The builders and the architects have made special efforts to conserve resources during and after construction. From recycling waste, water, and other natural resources to observing the long-term use of each material, the progress of the Lusail Stadium has covered all aspects of conserving and minimizing the use of each material. At the same time, the construction has been carefully analyzed to ensure that there are no or reduced polluting emissions.
A green city stadium
Minimizing the negative effect, the stadium is recognized as a green space where all possible needs will be met within walking distance. Measures have been taken to ensure the use of public transport, thus reducing carbon emissions. There are solar panels, a water recycling circuit, and other advanced technologies to maintain a balance in the use of resources.
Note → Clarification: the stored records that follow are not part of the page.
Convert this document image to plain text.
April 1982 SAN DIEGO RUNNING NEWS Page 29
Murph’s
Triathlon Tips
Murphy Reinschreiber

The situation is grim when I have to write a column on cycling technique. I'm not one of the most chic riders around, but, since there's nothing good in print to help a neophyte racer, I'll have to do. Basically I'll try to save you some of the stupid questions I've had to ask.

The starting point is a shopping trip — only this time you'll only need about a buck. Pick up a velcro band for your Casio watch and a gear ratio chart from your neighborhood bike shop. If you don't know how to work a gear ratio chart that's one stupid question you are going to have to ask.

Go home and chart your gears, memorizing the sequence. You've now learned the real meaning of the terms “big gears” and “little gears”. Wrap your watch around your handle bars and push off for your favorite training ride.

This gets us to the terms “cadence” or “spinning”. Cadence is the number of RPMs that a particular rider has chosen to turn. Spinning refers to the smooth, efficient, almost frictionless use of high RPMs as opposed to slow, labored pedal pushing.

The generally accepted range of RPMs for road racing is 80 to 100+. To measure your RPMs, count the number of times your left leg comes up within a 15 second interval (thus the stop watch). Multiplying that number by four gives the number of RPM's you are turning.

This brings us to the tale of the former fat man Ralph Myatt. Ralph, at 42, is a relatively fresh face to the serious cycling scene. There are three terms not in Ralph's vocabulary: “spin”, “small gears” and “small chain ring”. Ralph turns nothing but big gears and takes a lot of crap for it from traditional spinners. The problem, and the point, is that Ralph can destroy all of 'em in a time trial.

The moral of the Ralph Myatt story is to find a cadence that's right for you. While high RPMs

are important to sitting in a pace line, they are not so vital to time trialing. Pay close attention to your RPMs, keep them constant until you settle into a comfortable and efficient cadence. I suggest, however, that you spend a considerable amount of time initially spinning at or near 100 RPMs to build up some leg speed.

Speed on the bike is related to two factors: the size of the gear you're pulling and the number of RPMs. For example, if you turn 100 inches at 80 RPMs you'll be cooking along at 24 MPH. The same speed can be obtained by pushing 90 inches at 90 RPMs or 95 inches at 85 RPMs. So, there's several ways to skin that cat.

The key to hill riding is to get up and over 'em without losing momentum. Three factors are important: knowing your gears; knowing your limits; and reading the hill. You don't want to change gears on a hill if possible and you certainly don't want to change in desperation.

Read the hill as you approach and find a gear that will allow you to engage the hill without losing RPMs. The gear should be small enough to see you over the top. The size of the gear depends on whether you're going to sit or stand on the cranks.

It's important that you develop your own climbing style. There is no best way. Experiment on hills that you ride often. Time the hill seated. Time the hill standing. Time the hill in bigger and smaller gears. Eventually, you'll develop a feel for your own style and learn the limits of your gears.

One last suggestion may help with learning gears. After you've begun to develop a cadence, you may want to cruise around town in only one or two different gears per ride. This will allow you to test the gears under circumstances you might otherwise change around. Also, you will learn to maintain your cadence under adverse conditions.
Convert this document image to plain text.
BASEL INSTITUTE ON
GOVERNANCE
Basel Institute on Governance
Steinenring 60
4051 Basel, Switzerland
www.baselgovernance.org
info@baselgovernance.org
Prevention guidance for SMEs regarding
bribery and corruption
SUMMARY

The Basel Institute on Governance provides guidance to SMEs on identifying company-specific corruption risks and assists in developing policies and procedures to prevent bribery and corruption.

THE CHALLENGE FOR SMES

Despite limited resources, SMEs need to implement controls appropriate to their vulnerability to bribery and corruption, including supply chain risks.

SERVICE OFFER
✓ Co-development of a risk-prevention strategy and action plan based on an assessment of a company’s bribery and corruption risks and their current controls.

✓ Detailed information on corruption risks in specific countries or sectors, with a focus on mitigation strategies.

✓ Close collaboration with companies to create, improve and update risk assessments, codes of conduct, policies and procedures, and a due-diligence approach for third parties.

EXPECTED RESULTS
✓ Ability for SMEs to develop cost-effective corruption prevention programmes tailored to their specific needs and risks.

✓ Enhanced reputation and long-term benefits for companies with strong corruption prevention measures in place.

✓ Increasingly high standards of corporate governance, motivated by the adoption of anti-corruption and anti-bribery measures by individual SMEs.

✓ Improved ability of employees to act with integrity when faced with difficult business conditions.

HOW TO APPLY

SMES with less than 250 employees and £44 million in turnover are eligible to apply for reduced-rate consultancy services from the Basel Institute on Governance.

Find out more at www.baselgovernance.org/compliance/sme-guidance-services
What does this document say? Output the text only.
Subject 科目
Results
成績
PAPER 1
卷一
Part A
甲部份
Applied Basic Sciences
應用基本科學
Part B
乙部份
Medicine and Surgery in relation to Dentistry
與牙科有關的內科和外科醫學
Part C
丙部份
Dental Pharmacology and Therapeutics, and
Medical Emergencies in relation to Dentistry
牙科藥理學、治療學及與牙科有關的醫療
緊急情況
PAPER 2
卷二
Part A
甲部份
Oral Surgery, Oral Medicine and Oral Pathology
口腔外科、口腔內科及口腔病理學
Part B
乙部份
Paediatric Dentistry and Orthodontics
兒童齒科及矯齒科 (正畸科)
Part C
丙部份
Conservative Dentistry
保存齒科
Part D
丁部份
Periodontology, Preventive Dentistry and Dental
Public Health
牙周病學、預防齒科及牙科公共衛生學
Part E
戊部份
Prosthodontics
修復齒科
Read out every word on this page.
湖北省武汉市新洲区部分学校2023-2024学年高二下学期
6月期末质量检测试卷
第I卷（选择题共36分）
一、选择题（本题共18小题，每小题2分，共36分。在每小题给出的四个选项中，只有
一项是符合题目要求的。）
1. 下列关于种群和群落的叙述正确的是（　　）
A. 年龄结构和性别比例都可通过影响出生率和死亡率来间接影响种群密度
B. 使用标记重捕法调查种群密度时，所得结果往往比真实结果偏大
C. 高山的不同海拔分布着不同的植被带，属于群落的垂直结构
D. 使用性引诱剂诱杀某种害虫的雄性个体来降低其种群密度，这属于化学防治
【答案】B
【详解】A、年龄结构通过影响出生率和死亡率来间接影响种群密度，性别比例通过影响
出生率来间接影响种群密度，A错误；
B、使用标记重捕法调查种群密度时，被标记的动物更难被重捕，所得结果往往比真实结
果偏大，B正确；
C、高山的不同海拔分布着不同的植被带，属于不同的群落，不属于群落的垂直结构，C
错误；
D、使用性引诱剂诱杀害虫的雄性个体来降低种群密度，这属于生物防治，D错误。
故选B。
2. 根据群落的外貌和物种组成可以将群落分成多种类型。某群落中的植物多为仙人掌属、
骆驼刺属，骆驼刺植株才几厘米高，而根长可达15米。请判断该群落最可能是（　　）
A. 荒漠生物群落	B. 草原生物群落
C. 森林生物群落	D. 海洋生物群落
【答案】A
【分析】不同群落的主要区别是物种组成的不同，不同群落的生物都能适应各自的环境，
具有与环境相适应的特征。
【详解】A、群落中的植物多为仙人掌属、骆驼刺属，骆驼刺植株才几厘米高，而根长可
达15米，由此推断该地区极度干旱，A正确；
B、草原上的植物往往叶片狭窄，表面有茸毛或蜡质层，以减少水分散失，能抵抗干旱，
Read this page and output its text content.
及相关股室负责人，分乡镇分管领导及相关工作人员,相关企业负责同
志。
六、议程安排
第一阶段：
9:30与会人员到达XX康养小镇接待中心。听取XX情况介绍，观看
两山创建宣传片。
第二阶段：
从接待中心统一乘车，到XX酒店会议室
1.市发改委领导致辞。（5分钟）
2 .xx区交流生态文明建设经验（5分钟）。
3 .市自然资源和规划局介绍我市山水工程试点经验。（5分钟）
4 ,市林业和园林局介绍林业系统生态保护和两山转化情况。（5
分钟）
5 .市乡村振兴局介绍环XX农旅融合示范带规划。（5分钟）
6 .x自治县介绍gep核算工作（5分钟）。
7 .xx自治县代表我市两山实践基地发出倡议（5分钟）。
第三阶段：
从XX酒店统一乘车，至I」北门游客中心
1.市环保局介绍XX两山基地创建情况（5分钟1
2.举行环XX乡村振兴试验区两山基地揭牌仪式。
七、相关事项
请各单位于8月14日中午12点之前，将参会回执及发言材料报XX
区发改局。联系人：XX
A state-of-the-art metropolis
With its innovative design, the Lusail stadium will be a state-of-the-art metropolis. Every addition to the architecture is explicitly made with future use in mind. This area of the city will later be home to 200,000 people, who will live in harmony with nature. In addition, the developments at the stadium will be done in a multi-purpose manner, where an entire community will be there to support the livelihoods of many.
Intricate roof design
The roof of Lusail Stadium in Qatar has a different significance in terms of construction techniques. A state-of-the-art material was used to construct the roof to allow optimal light to enter the stadium. The roof will provide light for perfect turf growth and maintain the right temperature without overloading the stadium’s air conditioning system.